There’s also a huge indie scene. And I think people forget that grassroots music scenes need support. If we don’t invest in live music now, in 20 years we’ll just have AI songs on Spotify. That’s where we’re headed unless we shift course. 

The Carolina Chocolate Drops reunion is a big moment. What does that mean to you? 

We formed with pure intent, and that’s guided my career. Meeting Joe Thompson, and then Dom [Flemons] and Justin [Robinson], changed my life. We became the people we didn’t get to see growing up. People tell me they picked up a banjo because they saw us. That’s everything. Now we each have our own work, but this reunion is a way of saying “thank you” to ourselves, to each other, to the fans. We did a thing. And now we’re coming together to celebrate that. 

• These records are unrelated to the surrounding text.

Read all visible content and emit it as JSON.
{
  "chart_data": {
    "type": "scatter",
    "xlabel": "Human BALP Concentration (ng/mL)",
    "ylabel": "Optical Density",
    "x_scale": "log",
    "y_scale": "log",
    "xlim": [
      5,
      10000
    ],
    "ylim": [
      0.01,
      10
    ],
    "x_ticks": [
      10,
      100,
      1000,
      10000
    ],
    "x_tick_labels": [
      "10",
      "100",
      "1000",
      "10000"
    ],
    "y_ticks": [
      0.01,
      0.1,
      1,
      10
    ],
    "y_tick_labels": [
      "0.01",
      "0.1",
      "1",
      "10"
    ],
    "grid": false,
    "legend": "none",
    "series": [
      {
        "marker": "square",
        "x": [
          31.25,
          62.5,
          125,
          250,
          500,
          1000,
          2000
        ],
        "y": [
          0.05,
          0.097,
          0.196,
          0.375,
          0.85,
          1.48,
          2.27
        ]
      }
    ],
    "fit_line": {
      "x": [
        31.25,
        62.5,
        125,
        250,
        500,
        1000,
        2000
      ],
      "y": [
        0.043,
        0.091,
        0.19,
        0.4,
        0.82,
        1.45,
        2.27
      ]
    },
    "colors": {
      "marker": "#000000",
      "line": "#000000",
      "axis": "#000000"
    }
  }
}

And you’re doing it while also releasing a new album, What Did the Blackbird Say to the Crow?. What was that like? 

It was intense. I realized if something happened to me, a lot of this music would disappear. So, I wanted to document it. Justin and I went back to Joe Thompson and Etta Baker’s homes. We recorded outdoors, surrounded by the sounds of North Carolina—birds, bugs, wind. It was about reconnecting the music to place. Not just the notes, but the environment, the people, the stories. It was incredibly emotional. 

At Etta’s house, her hat was still hanging up. The energy was so present. At Joe’s place, we had a spread of food and played by the forest. Even the plantation where we recorded some tunes carried an energy. We didn’t record in the house—just on the porch, by the river. There was a line we didn’t want to cross. The land remembers. 

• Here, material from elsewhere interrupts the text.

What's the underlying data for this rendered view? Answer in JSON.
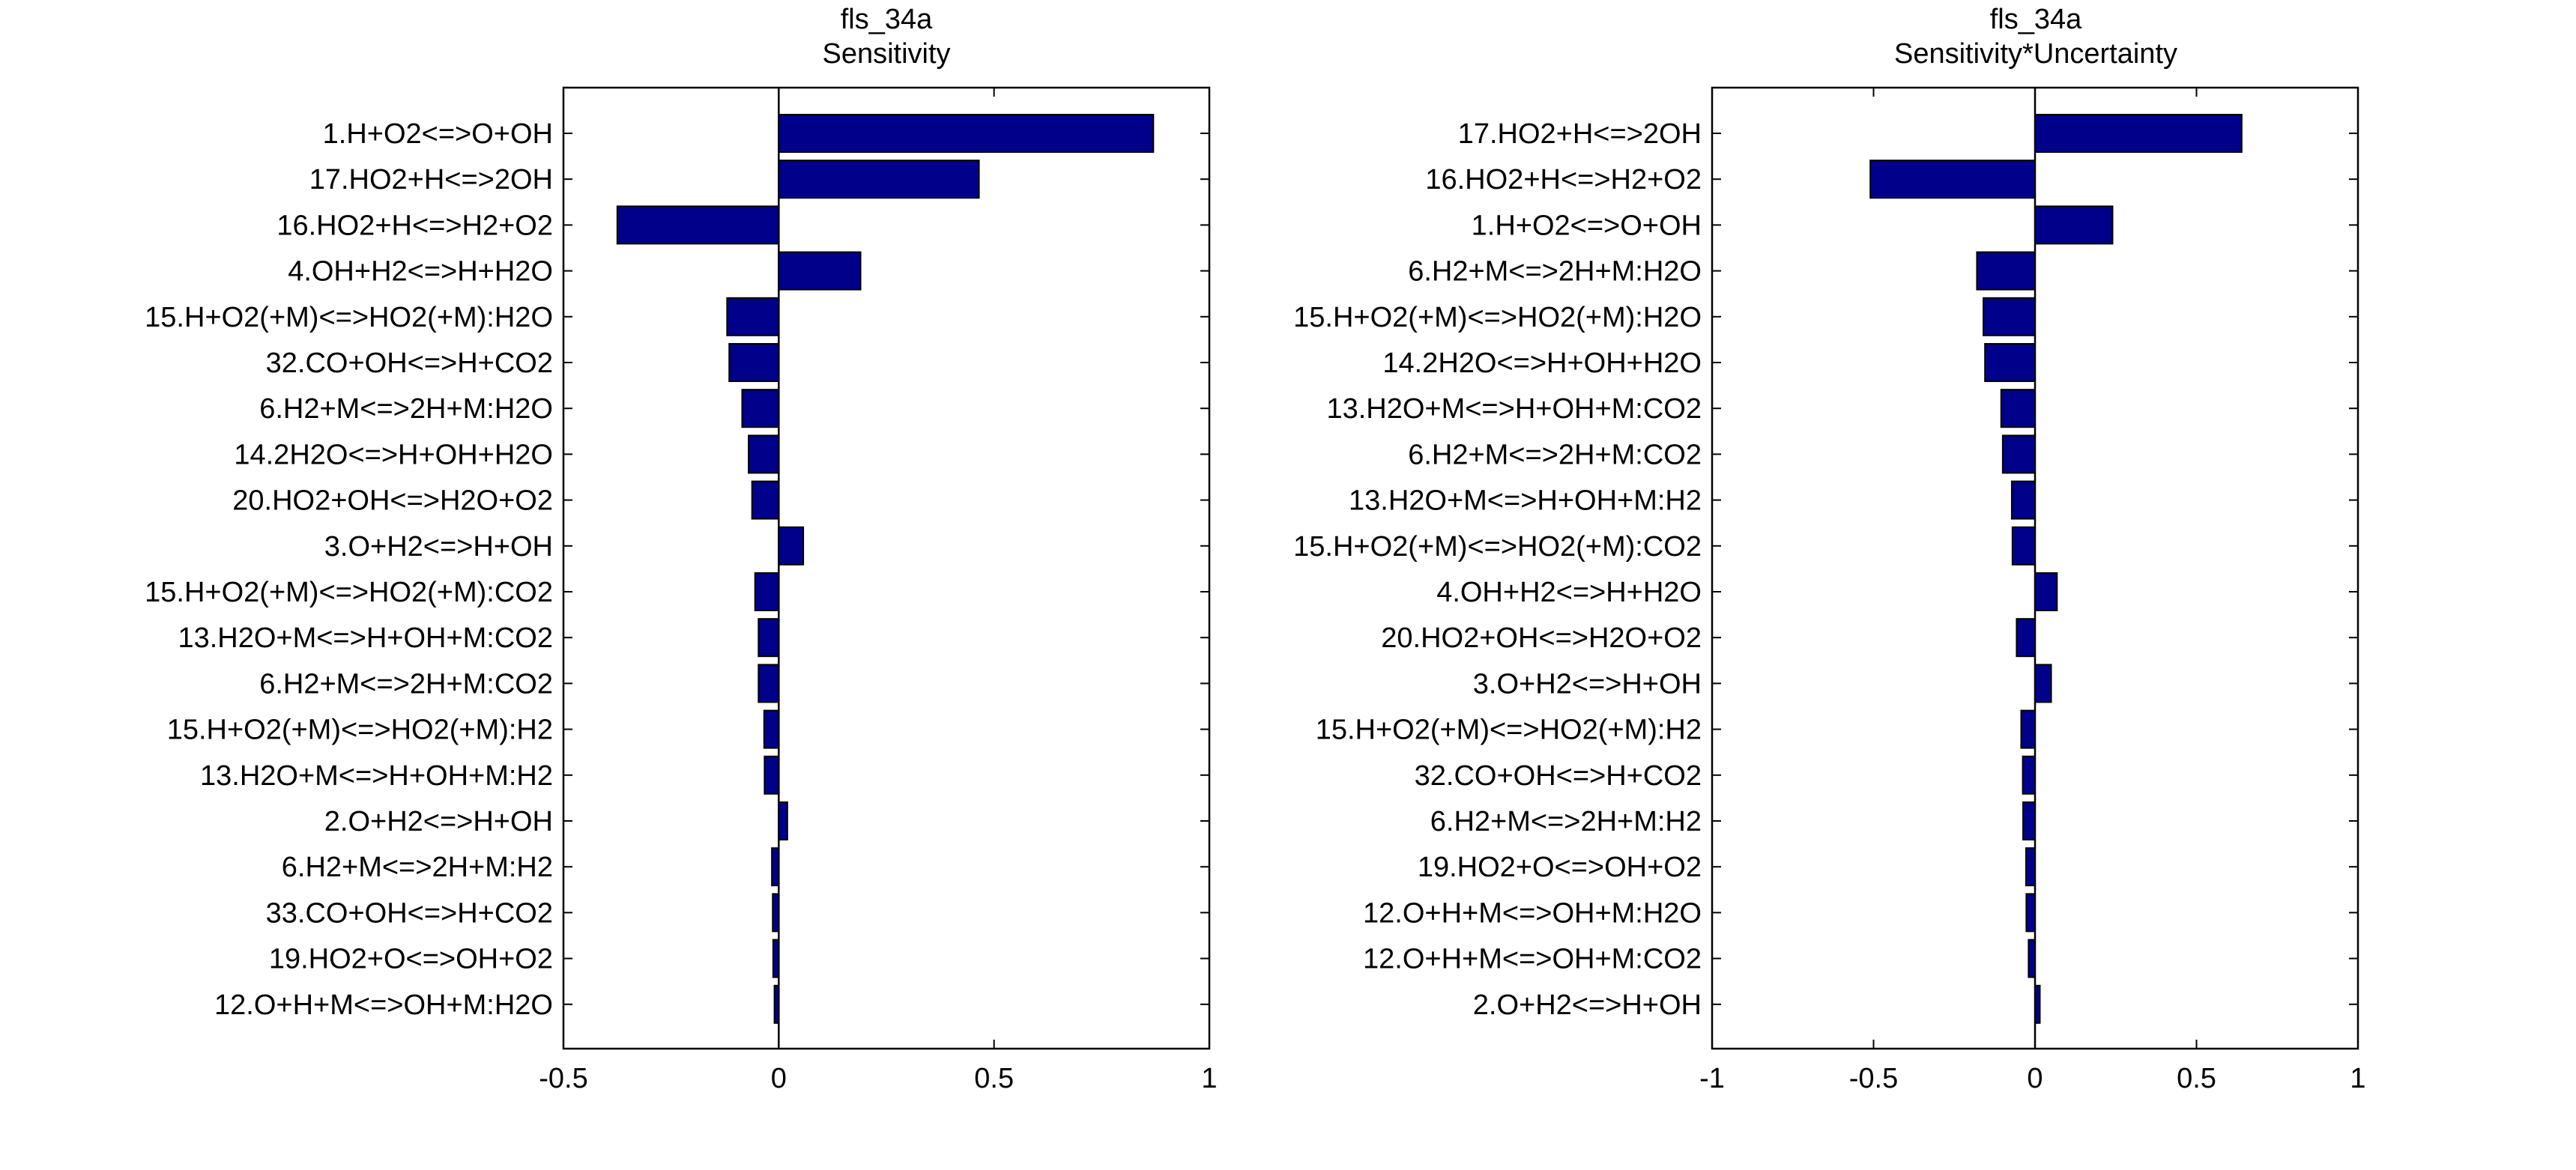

You talked in Billboard about Cowboy Carter. From your perspective, why do you think that album was the one to finally break through and win Album of the Year? 

Look, I’ve said for years—if anybody can get Black people to care about the banjo, it’s Beyoncé. I’m on record saying that. She had the exposure, the power, the buy-in from the Black community. She’s kind of the only one who could really do it this way. So, I’ll fight to the death for Beyoncé’s right to put out whatever music she wants—country or otherwise. I’ll write whatever Guardian op-ed to defend any Black person’s right to engage with the genre in a way that’s respectful and thoughtful. I’ll fight to the death for that. As for the GRAMMYs.

… I’m probably the wrong person to ask. The whole thing is hard for me. 

I think the idea of trophies for art is hard for me—even while I understand the GRAMMYs does a lot of great work. I was there representing a label run by a woman, with a song written by a Black woman about a lynching. I was also there to put a vision to the banjo, to say: this is the banjo, this is the history. I use every chance I get to educate and share the facts. That’s how I see the GRAMMYs. As for the politics—I don’t really engage with that. 

So—if there’s an opportunity on the Cowboy Carter tour where collaborators join Beyoncé onstage, is that something you’d participate in? 

That world’s so different from mine, but I never say no. If it’s for the right reasons, I’m there. Always for the mission. 

And that’s exactly what you said at the start of this conversation. So, tying it back to Biscuits and Banjos—if someone’s on the fence about coming, what’s the one thing you’d tell them? 

Just come be happy with us. You can show up, check things out, and leave if it’s not for you. But if something draws you in, stay. Follow the artists—not because they’re celebrities, but because of what they do. That’s what Biscuits and Banjos is here for. 

This year marks the 20th anniversary of the Black Banjo Gathering at App State, which he [Tony Thomas] started with CC Conway. Tony created a listserv for Black banjo players after getting flamed on the mainstream banjo forum for just talking about Black people playing the banjo. That was 20 years ago—it was a different time. 

CC Conway also wrote African Banjo Echoes in Appalachia, a major entry point for a lot of people. That gathering is where I met Dom and Justin. It’s not the beginning of everything, but it was a key moment. This festival is, in part, an homage to that. I just wanted to name Tony Thomas and CC Conway because without them, we wouldn’t be having this conversation. It’s important to connect to the people and work that came before us.